このたび12月よりポレポレ東中野ほか全国順次にて、ドキュメンタリー映画『ふたつの祖国、ひとつの愛〜イ・ジュンソプの妻〜』(酒井充子監督作)を公開する運びとなりました。

1940年代、世界が対立を深めた時代に恋に落ちた韓国の国民的画家、イ・ジュンソプと三井財閥企業の役員を父に持つ令嬢、山本方子。歴史に引き裂かれながらも貫かれた70年の一途な愛を描いています。
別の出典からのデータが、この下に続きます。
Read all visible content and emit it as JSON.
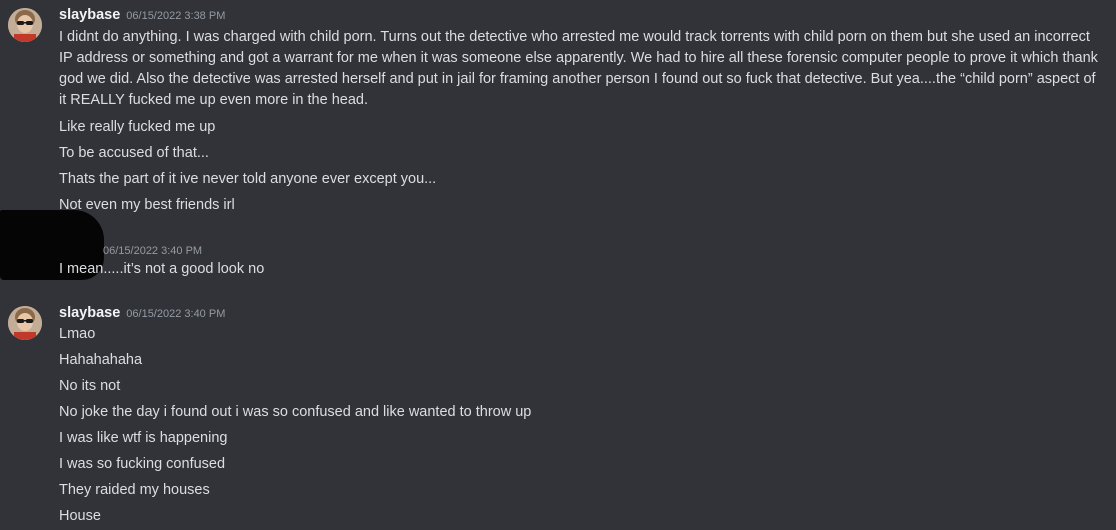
{
  "messages": [
    {
      "username": "slaybase",
      "timestamp": "06/15/2022 3:38 PM",
      "lines": [
        "I didnt do anything. I was charged with child porn.  Turns out the detective who arrested me would track torrents with child porn on them but she used an incorrect IP address or something and got a warrant for me when it was someone else apparently.  We had to hire all these forensic computer people to prove it which thank god we did.  Also the detective was arrested herself and put in jail for framing another person I found out so fuck that detective.   But yea....the “child porn” aspect of it REALLY fucked me up even more in the head.",
        "Like really fucked me up",
        "To be accused of that...",
        "Thats the part of it ive never told anyone ever except you...",
        "Not even my best friends irl"
      ]
    },
    {
      "username": "",
      "timestamp": "06/15/2022 3:40 PM",
      "lines": [
        "I mean.....it’s not a good look no"
      ]
    },
    {
      "username": "slaybase",
      "timestamp": "06/15/2022 3:40 PM",
      "lines": [
        "Lmao",
        "Hahahahaha",
        "No its not",
        "No joke the day i found out i was so confused and like wanted to throw up",
        "I was like wtf is happening",
        "I was so fucking confused",
        "They raided my houses",
        "House"
      ]
    }
  ]
}
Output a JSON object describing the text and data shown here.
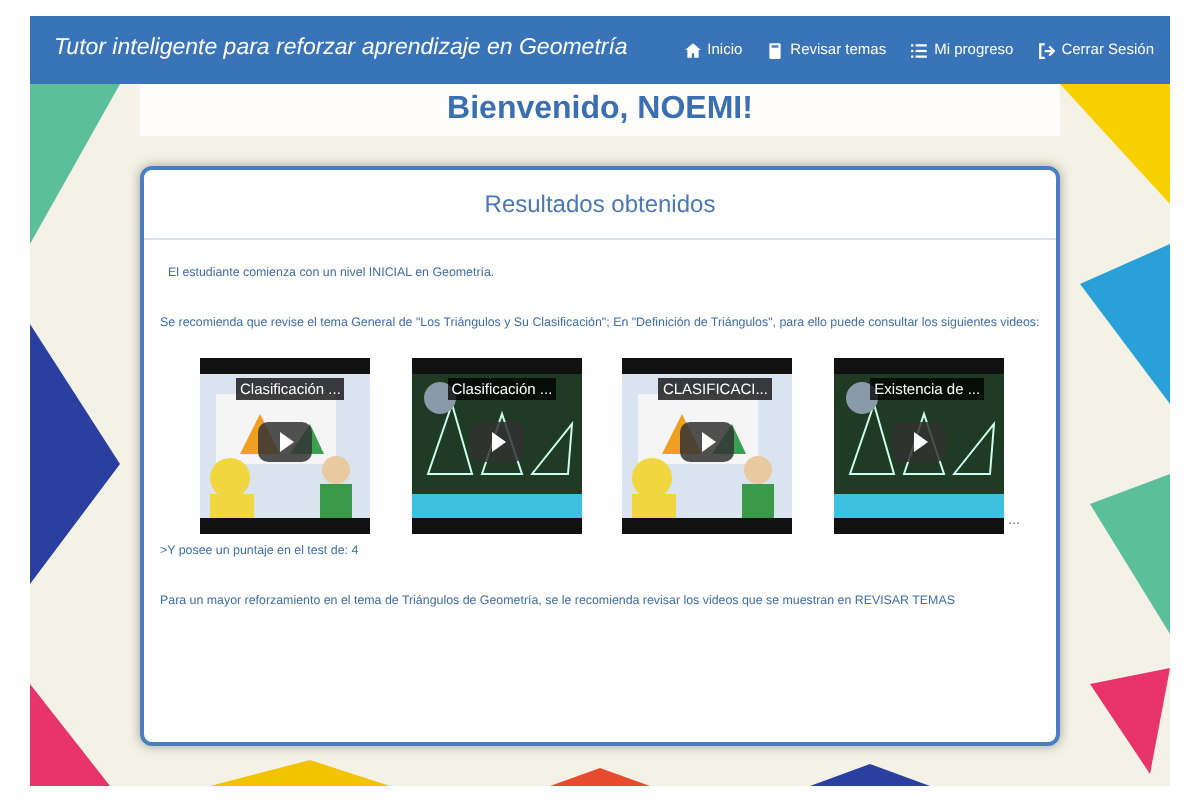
{
  "navbar": {
    "title": "Tutor inteligente para reforzar aprendizaje en Geometría",
    "links": [
      {
        "label": "Inicio"
      },
      {
        "label": "Revisar temas"
      },
      {
        "label": "Mi progreso"
      },
      {
        "label": "Cerrar Sesión"
      }
    ]
  },
  "welcome": "Bienvenido, NOEMI!",
  "card": {
    "title": "Resultados obtenidos",
    "level_text": "El estudiante comienza con un nivel INICIAL en Geometría.",
    "recommendation": "Se recomienda que revise el tema General de \"Los Triángulos y Su Clasificación\"; En \"Definición de Triángulos\", para ello puede consultar los siguientes videos:",
    "videos": [
      {
        "title": "Clasificación ..."
      },
      {
        "title": "Clasificación ..."
      },
      {
        "title": "CLASIFICACI..."
      },
      {
        "title": "Existencia de ..."
      }
    ],
    "more": "...",
    "score_text": ">Y posee un puntaje en el test de: 4",
    "final_text": "Para un mayor reforzamiento en el tema de Triángulos de Geometría, se le recomienda revisar los videos que se muestran en REVISAR TEMAS"
  }
}
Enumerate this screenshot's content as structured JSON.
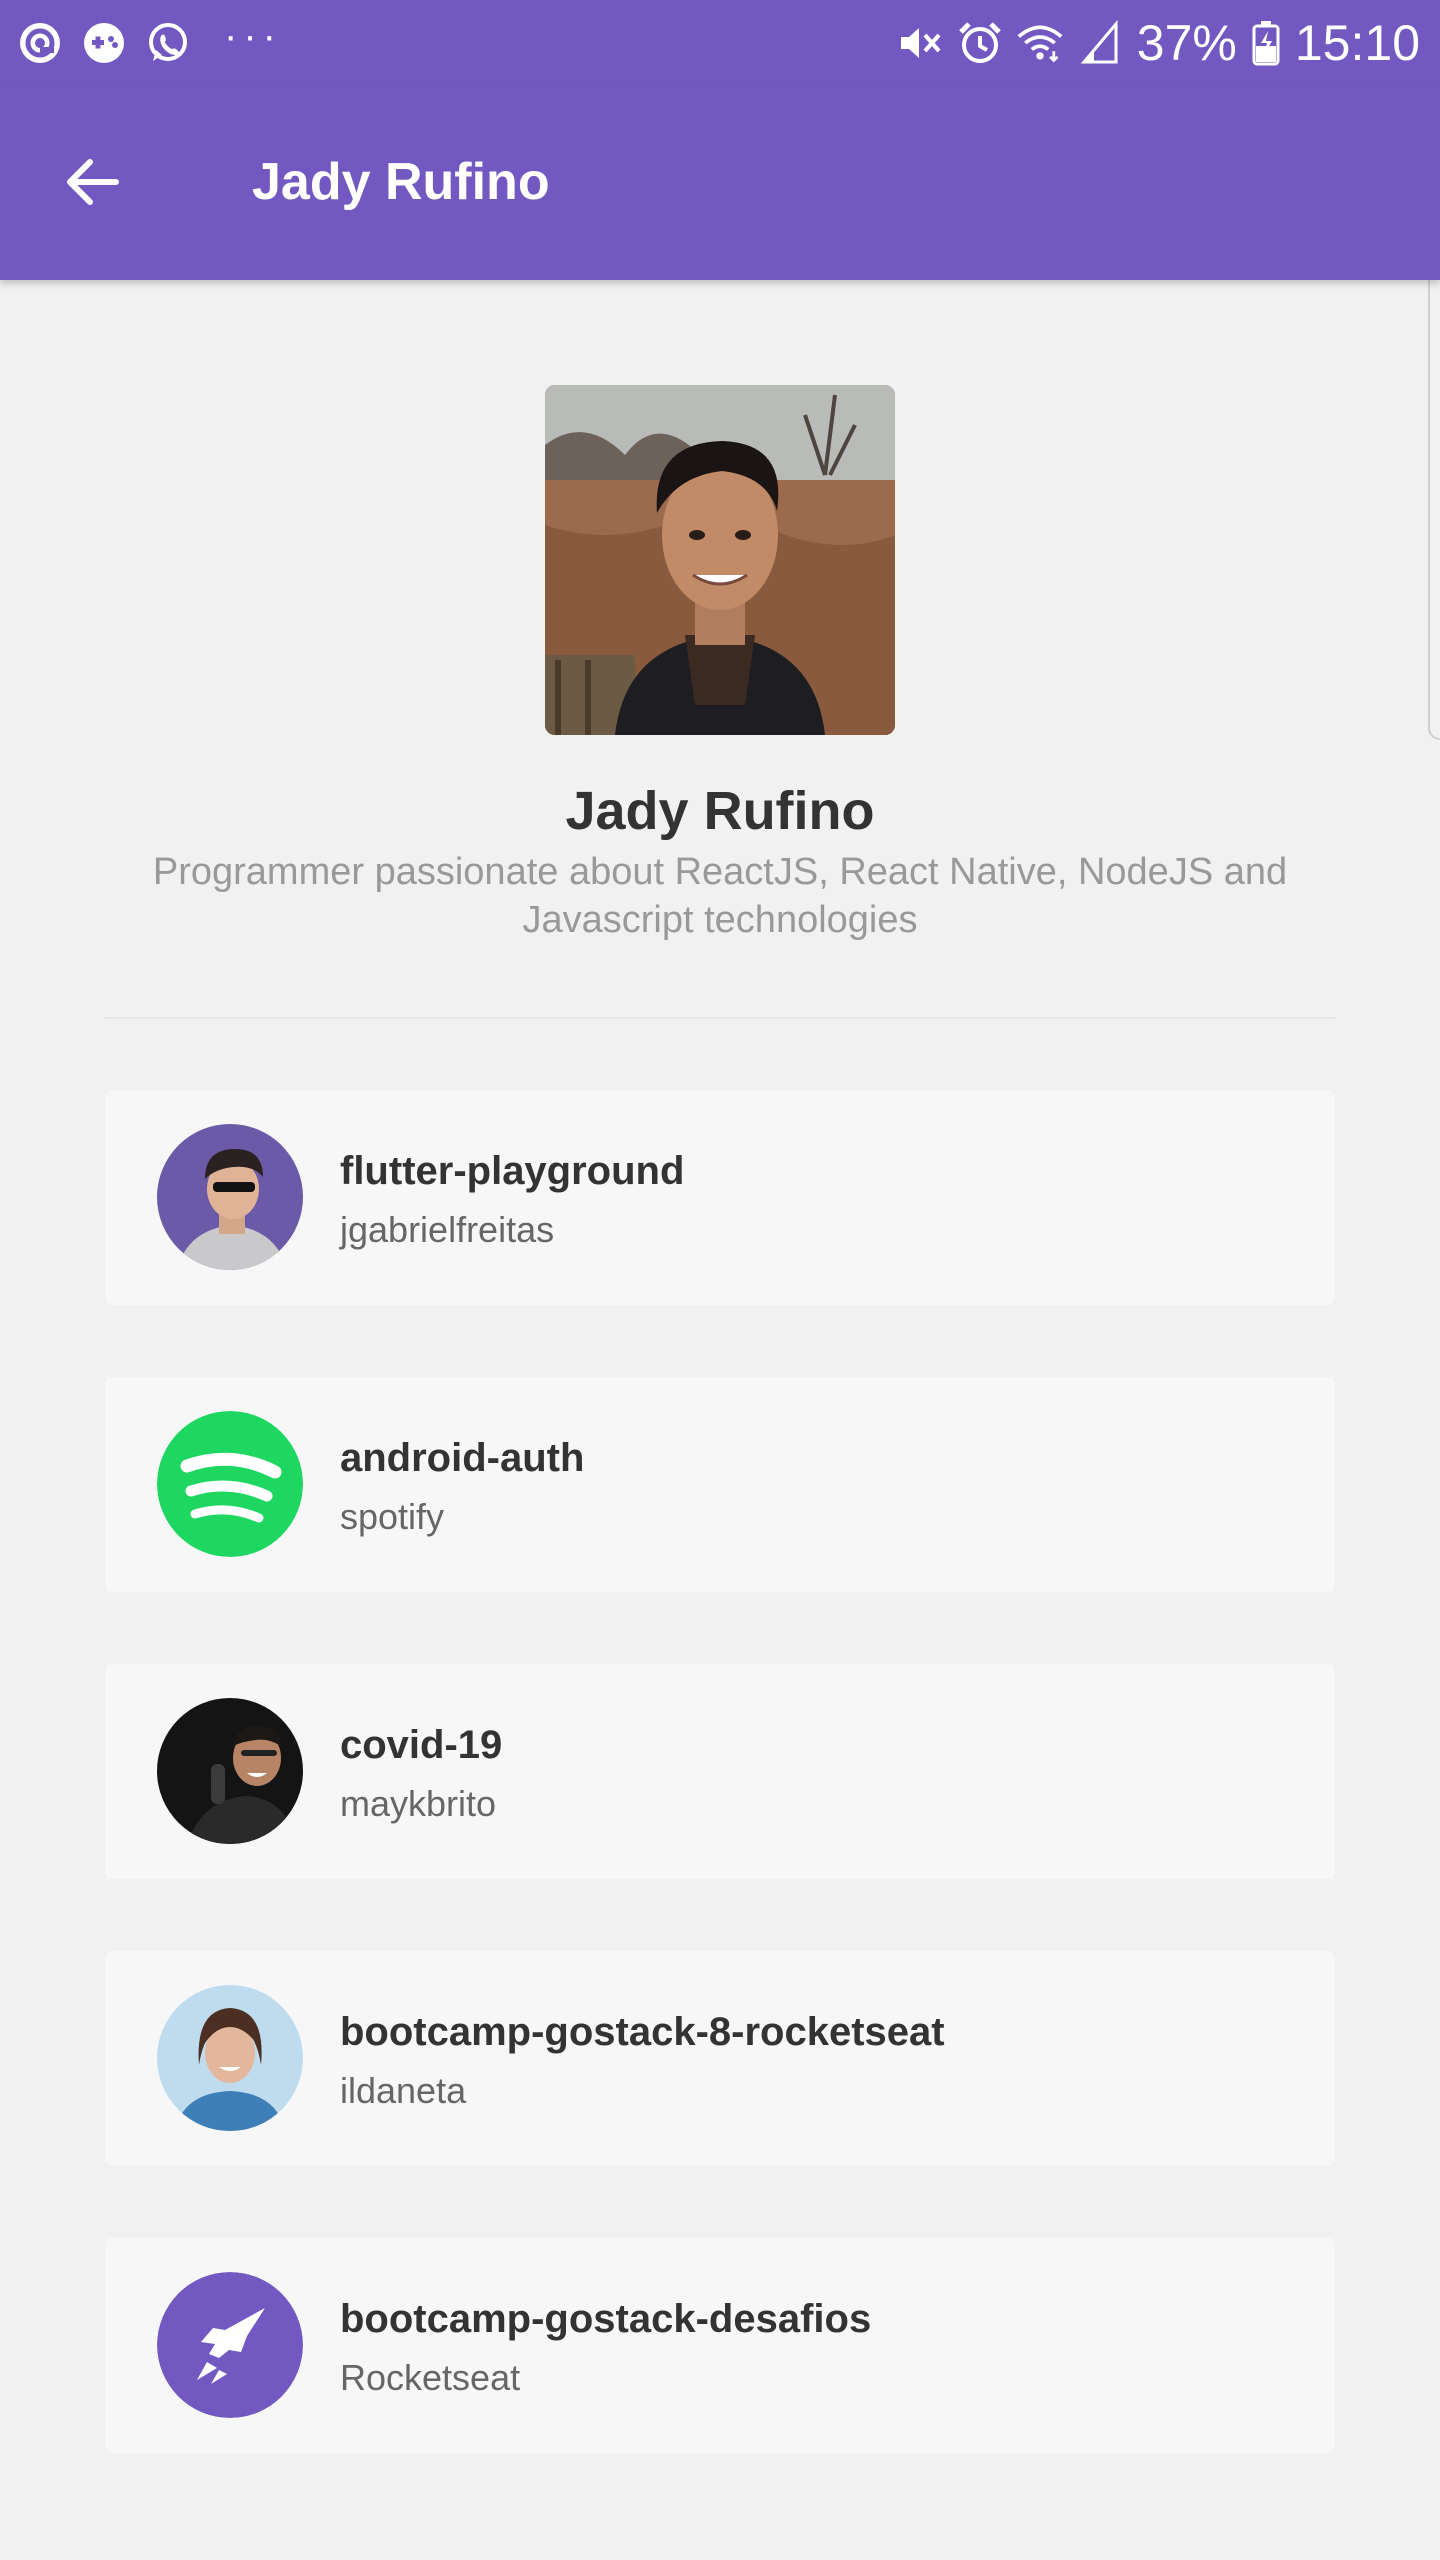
{
  "status_bar": {
    "battery": "37%",
    "time": "15:10",
    "left_icons": [
      "at-sign-icon",
      "gamepad-icon",
      "whatsapp-icon",
      "more-dots-icon"
    ],
    "right_icons": [
      "mute-icon",
      "alarm-icon",
      "wifi-icon",
      "signal-icon",
      "battery-charging-icon"
    ]
  },
  "app_bar": {
    "title": "Jady Rufino",
    "back_icon": "arrow-back-icon"
  },
  "profile": {
    "name": "Jady Rufino",
    "bio": "Programmer passionate about ReactJS, React Native, NodeJS and Javascript technologies"
  },
  "repos": [
    {
      "name": "flutter-playground",
      "owner": "jgabrielfreitas"
    },
    {
      "name": "android-auth",
      "owner": "spotify"
    },
    {
      "name": "covid-19",
      "owner": "maykbrito"
    },
    {
      "name": "bootcamp-gostack-8-rocketseat",
      "owner": "ildaneta"
    },
    {
      "name": "bootcamp-gostack-desafios",
      "owner": "Rocketseat"
    }
  ],
  "colors": {
    "primary": "#7159c1",
    "background": "#f1f1f2",
    "card": "#f7f7f8",
    "title_text": "#333333",
    "bio_text": "#999999",
    "owner_text": "#666666",
    "spotify_green": "#1ed760"
  }
}
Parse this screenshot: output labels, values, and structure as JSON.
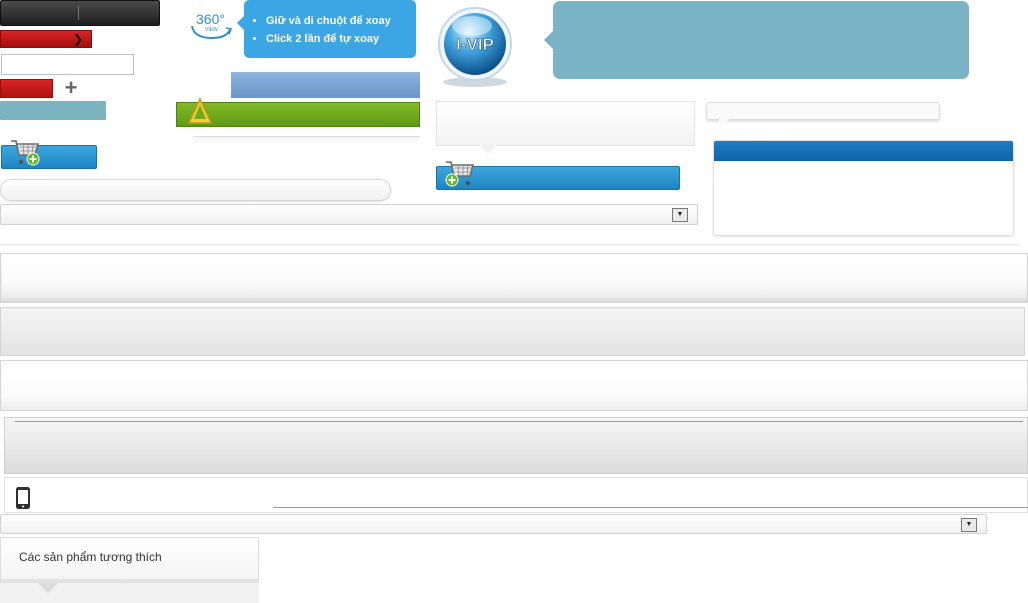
{
  "hint_360": {
    "badge_text": "360°",
    "badge_subtext": "VIEW",
    "lines": [
      "Giữ và di chuột để xoay",
      "Click 2 lần để tự xoay"
    ]
  },
  "vip_badge": {
    "text": "I-VIP"
  },
  "compatible_products": {
    "title": "Các sản phẩm tương thích"
  },
  "colors": {
    "accent_blue": "#3ba6e3",
    "panel_teal": "#7ab3c5",
    "header_blue": "#1f7ec6",
    "green": "#6fab1d",
    "red": "#c41a1a"
  },
  "icons": [
    "chevron-right-icon",
    "plus-icon",
    "cart-add-icon",
    "view-360-icon",
    "warning-triangle-icon",
    "dropdown-arrow-icon",
    "mobile-phone-icon"
  ]
}
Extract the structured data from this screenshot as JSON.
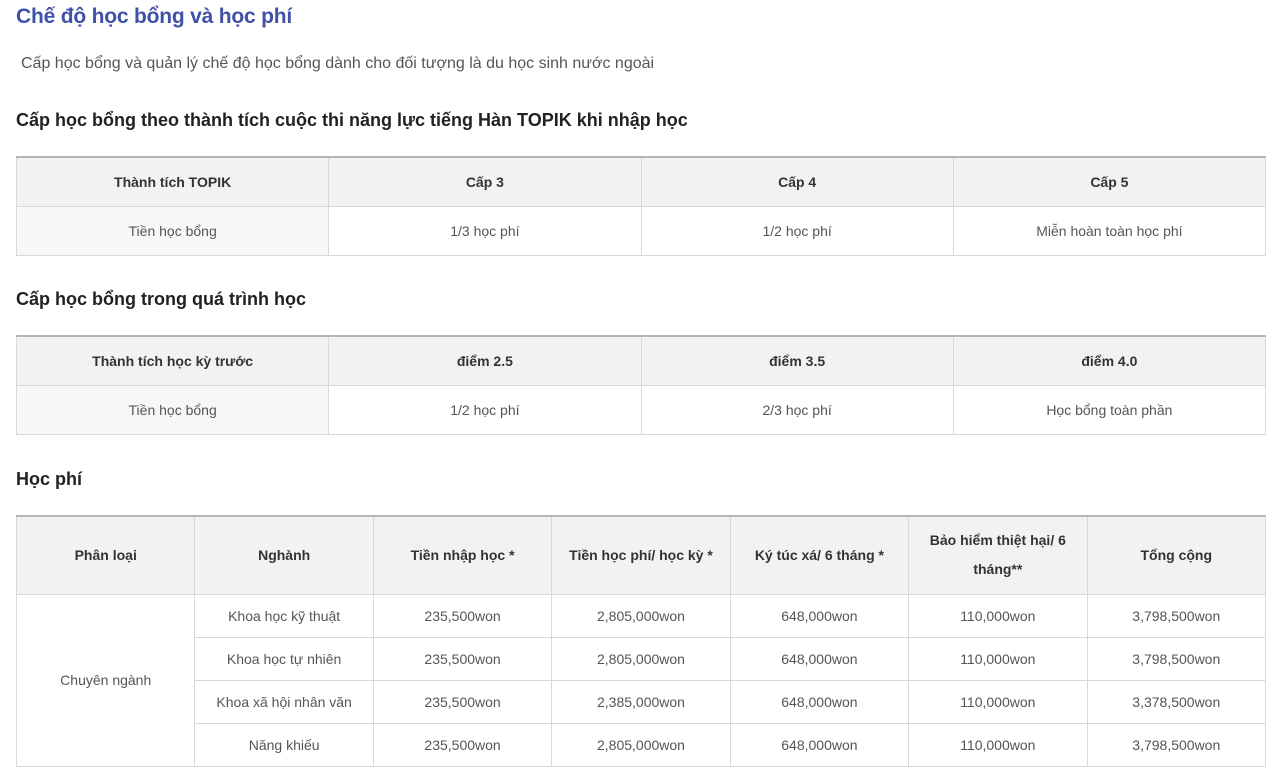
{
  "page": {
    "title": "Chế độ học bổng và học phí",
    "intro": "Cấp học bổng và quản lý chế độ học bổng dành cho đối tượng là du học sinh nước ngoài"
  },
  "topik": {
    "heading": "Cấp học bổng theo thành tích cuộc thi năng lực tiếng Hàn TOPIK khi nhập học",
    "headers": [
      "Thành tích TOPIK",
      "Cấp 3",
      "Cấp 4",
      "Cấp 5"
    ],
    "row": [
      "Tiền học bổng",
      "1/3 học phí",
      "1/2 học phí",
      "Miễn hoàn toàn học phí"
    ]
  },
  "semester": {
    "heading": "Cấp học bổng trong quá trình học",
    "headers": [
      "Thành tích học kỳ trước",
      "điểm 2.5",
      "điểm 3.5",
      "điểm 4.0"
    ],
    "row": [
      "Tiền học bổng",
      "1/2 học phí",
      "2/3 học phí",
      "Học bổng toàn phần"
    ]
  },
  "fees": {
    "heading": "Học phí",
    "headers": [
      "Phân loại",
      "Nghành",
      "Tiền nhập học *",
      "Tiền học phí/ học kỳ *",
      "Ký túc xá/ 6 tháng *",
      "Bảo hiểm thiệt hại/ 6 tháng**",
      "Tổng cộng"
    ],
    "category": "Chuyên ngành",
    "rows": [
      [
        "Khoa học kỹ thuật",
        "235,500won",
        "2,805,000won",
        "648,000won",
        "110,000won",
        "3,798,500won"
      ],
      [
        "Khoa học tự nhiên",
        "235,500won",
        "2,805,000won",
        "648,000won",
        "110,000won",
        "3,798,500won"
      ],
      [
        "Khoa xã hội nhân văn",
        "235,500won",
        "2,385,000won",
        "648,000won",
        "110,000won",
        "3,378,500won"
      ],
      [
        "Năng khiếu",
        "235,500won",
        "2,805,000won",
        "648,000won",
        "110,000won",
        "3,798,500won"
      ]
    ]
  }
}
第二次世界大戦のさなか、三井財閥企業の役員を父に持つ令嬢・山本方子は日本の美術学校で出会った朝鮮からの留学生イ・ジュンソプと恋に落ちる。空襲が激化し戦況が最終局面を迎えた1945年、方子は命がけで海を渡り、故郷に戻ったジュンソプのもとへ嫁いでいった。幸せな時を過ごしたのもつかの間、日本の敗戦後に勃発した朝鮮戦争の戦火と貧困に追われ、再び日本と朝鮮の地で離れ離れに。それでもふたりの愛は失われず、唯一の通信手段だった手紙は200通以上に及んだ。アジアの芸術家として初めてニューヨーク近代美術館〈MoMA〉に作品が収蔵され、遺された絵画は今や億の値がつく画家、イ・ジュンソプ。韓国では知らない者はいないジュンソプは、生前キャンバスも買えないほど貧しく、39歳で息を引き取った。彼が最後に会いたいと願ったのは、日本人の妻・方子だった。監督は、『台湾人生』『台湾アイデンティティー』で台湾の「日本語世代」の取材を通して日本と台湾の解けない関係性を描き出し、ロングラン・ヒットを記録した酒井充子。最新作では、悪化の一途をたどる日韓関係を、一組の夫婦を通して見つめ直す。国家の対立が先鋭化した時代に、民族や政治、思想を乗り越えて信頼を築いたふたりの人生が私たちに問いかけることとは——。